James Calvin Davis (Religion) has been awarded a Seminar Grant from Bringing Theory to Practice, an organization working in conjunction with the Association of American Colleges & Universities to support campus initiatives that focus on engaged learning and students' civic development.  The grant will underwrite a Winter Term retreat to further develop a new Middlebury initiative called Privilege & Poverty, a curricular program on economic inequality that will serve as a laboratory for pedagogical innovation, co-curricular learning, and the broader exploration of higher education's civic mission.

Eilat Glikman (Physics) has received funding from the NASA-funded Space Telescope Science Institute to continue her ongoing research related to observations made by the Hubble Space Telescope. The main goal of this project, titled Testing the Merger Hypothesis for Black Hole/Galaxy Co-Evolution at z-2, is to image the host galaxies of rapidly growing black holes to test whether galaxy mergers provide the necessary fuel that feed the growing black holes.

Leticia Arroyo Abad (Economics & IPE) was awarded the Franklin Research Grant by the American Philosophical Society and the Arthur H. Cole Grant  by the Economic History Association to fund her sabbatical project The Fiscal Roots of Latin American Inequality. Leticia will spend some time in the archives in Madrid and the spring semester as a visiting fellow at the London School of Economics.
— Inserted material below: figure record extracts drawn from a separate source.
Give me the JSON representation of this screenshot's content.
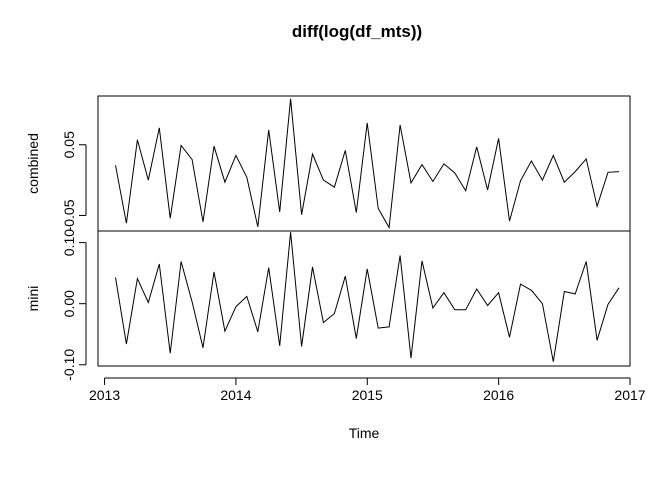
{
  "chart_data": {
    "type": "line",
    "title": "diff(log(df_mts))",
    "xlabel": "Time",
    "x": {
      "start": 2013.083,
      "step": 0.08333,
      "xlim": [
        2012.95,
        2017.0
      ],
      "ticks": [
        2013,
        2014,
        2015,
        2016,
        2017
      ],
      "tick_labels": [
        "2013",
        "2014",
        "2015",
        "2016",
        "2017"
      ]
    },
    "series": [
      {
        "name": "combined",
        "ylabel": "combined",
        "ylim": [
          -0.072,
          0.119
        ],
        "y_ticks": [
          -0.05,
          0.05
        ],
        "y_tick_labels": [
          "-0.05",
          "0.05"
        ],
        "values": [
          0.021,
          -0.061,
          0.057,
          0.0,
          0.074,
          -0.054,
          0.049,
          0.029,
          -0.059,
          0.048,
          -0.003,
          0.035,
          0.004,
          -0.066,
          0.071,
          -0.045,
          0.115,
          -0.049,
          0.037,
          0.0,
          -0.01,
          0.042,
          -0.046,
          0.081,
          -0.04,
          -0.067,
          0.078,
          -0.004,
          0.022,
          -0.002,
          0.023,
          0.01,
          -0.015,
          0.047,
          -0.014,
          0.059,
          -0.058,
          -0.001,
          0.027,
          0.0,
          0.035,
          -0.003,
          0.012,
          0.03,
          -0.037,
          0.011,
          0.012
        ]
      },
      {
        "name": "mini",
        "ylabel": "mini",
        "ylim": [
          -0.102,
          0.119
        ],
        "y_ticks": [
          -0.1,
          0.0,
          0.1
        ],
        "y_tick_labels": [
          "-0.10",
          "0.00",
          "0.10"
        ],
        "values": [
          0.043,
          -0.066,
          0.041,
          0.002,
          0.065,
          -0.081,
          0.069,
          0.003,
          -0.072,
          0.052,
          -0.045,
          -0.005,
          0.012,
          -0.046,
          0.059,
          -0.069,
          0.117,
          -0.07,
          0.06,
          -0.031,
          -0.016,
          0.045,
          -0.057,
          0.057,
          -0.04,
          -0.038,
          0.079,
          -0.089,
          0.07,
          -0.007,
          0.018,
          -0.01,
          -0.01,
          0.024,
          -0.003,
          0.018,
          -0.055,
          0.032,
          0.022,
          0.0,
          -0.095,
          0.02,
          0.016,
          0.069,
          -0.06,
          -0.001,
          0.026
        ]
      }
    ]
  }
}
Maggie Clinton (History) has been awarded a grant from the Center for Chinese Studies in Taipei, Taiwan in support of her 2013-14 leave. The grant provides round-trip travel and support for three months in Spring 2014 at the Center, where she plans to conduct research and complete the manuscript for her book project Revolutionary Nativism: Fascism and Culture in China, 1925-1937.
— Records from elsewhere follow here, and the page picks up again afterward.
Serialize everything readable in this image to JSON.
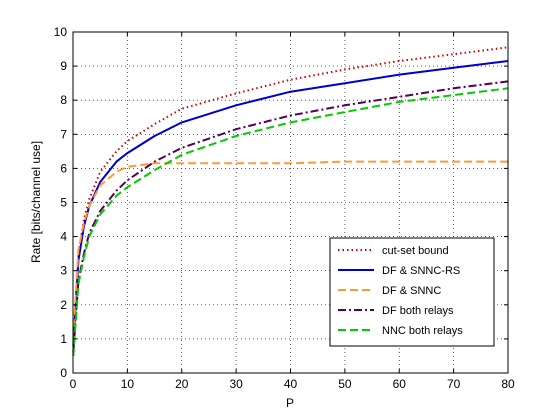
{
  "chart_data": {
    "type": "line",
    "title": "",
    "xlabel": "P",
    "ylabel": "Rate [bits/channel use]",
    "xlim": [
      0,
      80
    ],
    "ylim": [
      0,
      10
    ],
    "xticks": [
      "0",
      "10",
      "20",
      "30",
      "40",
      "50",
      "60",
      "70",
      "80"
    ],
    "yticks": [
      "0",
      "1",
      "2",
      "3",
      "4",
      "5",
      "6",
      "7",
      "8",
      "9",
      "10"
    ],
    "grid": true,
    "legend_position": "bottom-right",
    "x": [
      0.05,
      1,
      2,
      3,
      5,
      8,
      10,
      15,
      20,
      30,
      40,
      50,
      60,
      70,
      80
    ],
    "series": [
      {
        "name": "cut-set bound",
        "color": "#cc0000",
        "dash": "dotted",
        "values": [
          0.9,
          3.5,
          4.5,
          5.1,
          5.9,
          6.5,
          6.8,
          7.3,
          7.75,
          8.2,
          8.6,
          8.9,
          9.15,
          9.35,
          9.55
        ]
      },
      {
        "name": "DF & SNNC-RS",
        "color": "#0000cc",
        "dash": "solid",
        "values": [
          0.8,
          3.3,
          4.3,
          4.9,
          5.6,
          6.2,
          6.45,
          6.95,
          7.35,
          7.85,
          8.25,
          8.5,
          8.75,
          8.95,
          9.15
        ]
      },
      {
        "name": "DF & SNNC",
        "color": "#ff9933",
        "dash": "dashed",
        "values": [
          1.0,
          3.6,
          4.4,
          4.9,
          5.5,
          5.9,
          6.05,
          6.15,
          6.15,
          6.15,
          6.15,
          6.2,
          6.2,
          6.2,
          6.2
        ]
      },
      {
        "name": "DF both relays",
        "color": "#550055",
        "dash": "dashdot",
        "values": [
          0.6,
          2.7,
          3.5,
          4.1,
          4.75,
          5.35,
          5.65,
          6.2,
          6.6,
          7.15,
          7.55,
          7.85,
          8.1,
          8.35,
          8.55
        ]
      },
      {
        "name": "NNC both relays",
        "color": "#00cc00",
        "dash": "dashed",
        "values": [
          0.5,
          2.6,
          3.4,
          4.0,
          4.65,
          5.2,
          5.45,
          5.95,
          6.4,
          6.95,
          7.35,
          7.65,
          7.95,
          8.15,
          8.35
        ]
      }
    ]
  }
}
Daniel Scharstein (Computer Science) has been awarded a grant through the National Science Foundation’s RUI mechanism for his project titled Image Matching in the Wild. The project aims to improve the way that stereo-vision and optical-flow algorithms work in the presence of common challenges such as reflective surfaces, lighting changes, imperfect calibration, and unknown acquisition conditions. The award will fund materials and supplies for three summers of research, conference travel, and research stipends for six undergraduate students.

Vermont Genetics Network grants for Research in the Biomedical Sciences
Middlebury College is one of the baccalaureate partner institutions participating in a major grant from the National Institutes of Health to the University of Vermont. This grant continues the Vermont Genetics Network support that has been a significant source of funding for faculty and student research in the past decade. This year, Mark Spritzer (Biology) received support for ongoing research related to adult neurogenesis (title: Effects of Social Interactions on Hippocampal Neurogenesis in Adult Male Rats). The grant provides funding for summer effort in 2013 and includes a stipend for one undergraduate student; another of his students will receive a stipend through a separate VGN grant.
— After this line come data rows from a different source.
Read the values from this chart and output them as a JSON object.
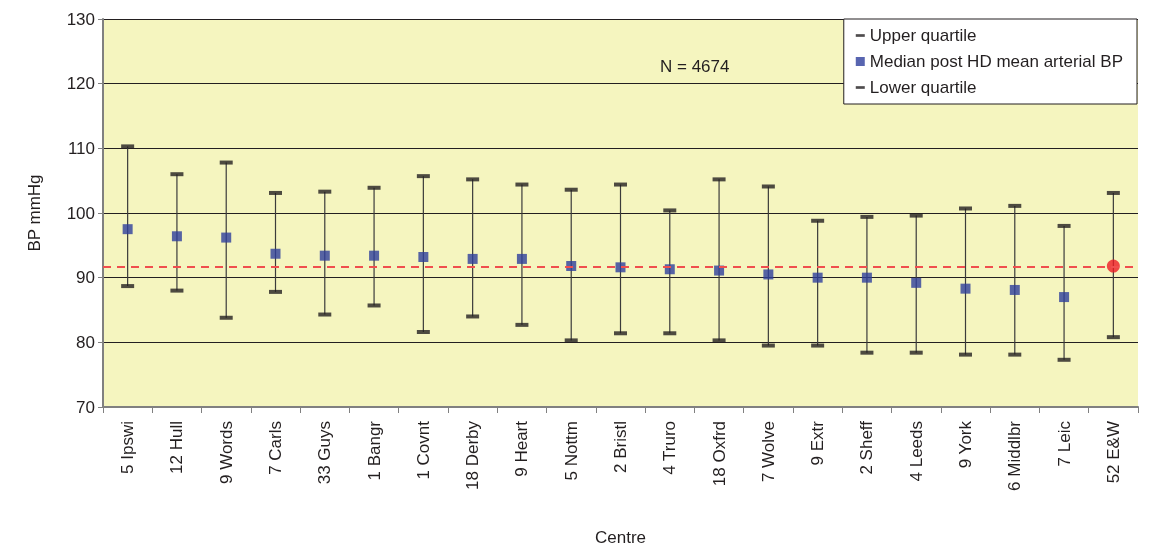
{
  "chart_data": {
    "type": "scatter",
    "xlabel": "Centre",
    "ylabel": "BP mmHg",
    "categories": [
      "5 Ipswi",
      "12 Hull",
      "9 Words",
      "7 Carls",
      "33 Guys",
      "1 Bangr",
      "1 Covnt",
      "18 Derby",
      "9 Heart",
      "5 Nottm",
      "2 Bristl",
      "4 Truro",
      "18 Oxfrd",
      "7 Wolve",
      "9 Extr",
      "2 Sheff",
      "4 Leeds",
      "9 York",
      "6 Middlbr",
      "7 Leic",
      "52 E&W"
    ],
    "series": [
      {
        "name": "Upper quartile",
        "color": "#231f20",
        "values": [
          110.3,
          106,
          107.8,
          103.1,
          103.3,
          103.9,
          105.7,
          105.2,
          104.4,
          103.6,
          104.4,
          100.4,
          105.2,
          104.1,
          98.8,
          99.4,
          99.6,
          100.7,
          101.1,
          98,
          103.1
        ]
      },
      {
        "name": "Median post HD mean arterial BP",
        "color": "#2e3f9c",
        "marker": "square",
        "values": [
          97.5,
          96.4,
          96.2,
          93.7,
          93.4,
          93.4,
          93.2,
          92.9,
          92.9,
          91.8,
          91.6,
          91.3,
          91.1,
          90.5,
          90,
          90,
          89.2,
          88.3,
          88.1,
          87,
          null
        ]
      },
      {
        "name": "Lower quartile",
        "color": "#231f20",
        "values": [
          88.7,
          88,
          83.8,
          87.8,
          84.3,
          85.7,
          81.6,
          84,
          82.7,
          80.3,
          81.4,
          81.4,
          80.3,
          79.5,
          79.5,
          78.4,
          78.4,
          78.1,
          78.1,
          77.3,
          80.8
        ]
      },
      {
        "color": "#ed1c24",
        "marker": "circle",
        "x": [
          "52 E&W"
        ],
        "values": [
          91.8
        ]
      }
    ],
    "ylim": [
      70,
      130
    ],
    "yticks": [
      70,
      80,
      90,
      100,
      110,
      120,
      130
    ],
    "grid": "y",
    "legend": "top right",
    "ref_lines": [
      {
        "axis": "y",
        "value": 91.7,
        "color": "#f04e4e",
        "line_style": "dashed"
      }
    ],
    "annotations": [
      "N = 4674"
    ]
  }
}
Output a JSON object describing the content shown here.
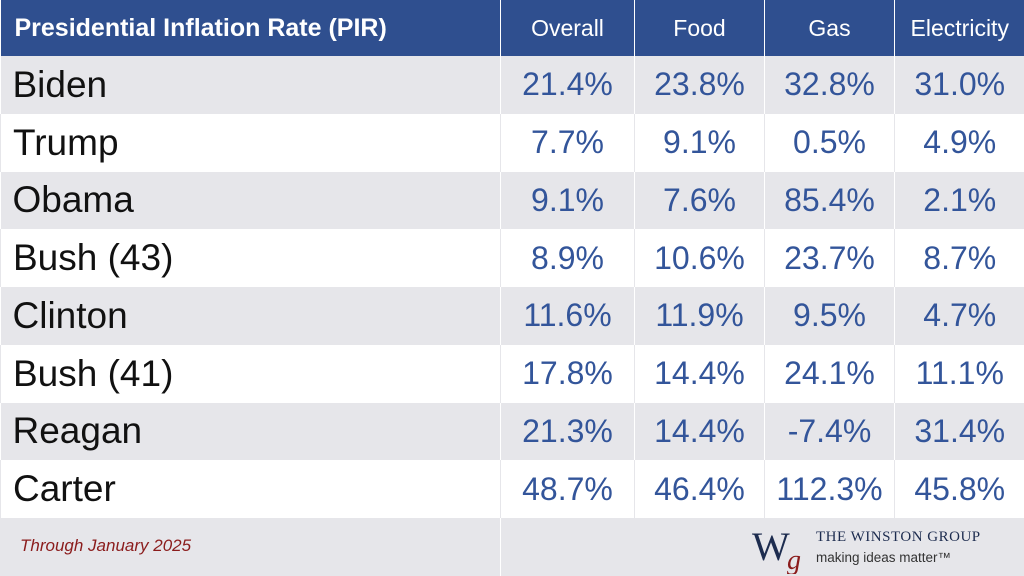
{
  "chart_data": {
    "type": "table",
    "title": "Presidential Inflation Rate (PIR)",
    "columns": [
      "Overall",
      "Food",
      "Gas",
      "Electricity"
    ],
    "rows": [
      {
        "name": "Biden",
        "values": [
          "21.4%",
          "23.8%",
          "32.8%",
          "31.0%"
        ]
      },
      {
        "name": "Trump",
        "values": [
          "7.7%",
          "9.1%",
          "0.5%",
          "4.9%"
        ]
      },
      {
        "name": "Obama",
        "values": [
          "9.1%",
          "7.6%",
          "85.4%",
          "2.1%"
        ]
      },
      {
        "name": "Bush (43)",
        "values": [
          "8.9%",
          "10.6%",
          "23.7%",
          "8.7%"
        ]
      },
      {
        "name": "Clinton",
        "values": [
          "11.6%",
          "11.9%",
          "9.5%",
          "4.7%"
        ]
      },
      {
        "name": "Bush (41)",
        "values": [
          "17.8%",
          "14.4%",
          "24.1%",
          "11.1%"
        ]
      },
      {
        "name": "Reagan",
        "values": [
          "21.3%",
          "14.4%",
          "-7.4%",
          "31.4%"
        ]
      },
      {
        "name": "Carter",
        "values": [
          "48.7%",
          "46.4%",
          "112.3%",
          "45.8%"
        ]
      }
    ]
  },
  "footnote": "Through January 2025",
  "logo": {
    "name": "THE WINSTON GROUP",
    "tagline": "making ideas matter™",
    "mark_letters": "Wg"
  },
  "colors": {
    "header_bg": "#2f4f8f",
    "value_text": "#33559a",
    "stripe": "#e6e6ea",
    "footnote": "#8b1c1c"
  }
}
The Jack Miller Center has awarded the College a grant to help with the expenses of Constitution Day events to be held at Middlebury in September.  This grant is the result of a proposal submitted by Murray Dry and Keegan Callanan (both Political Science) and will augment resources for this event available from the Department of Political Science, EIA Civic Engagement, and the Pre-Law Program. The Jack Miller Center is “dedicated to enriching education in America’s founding principles and history."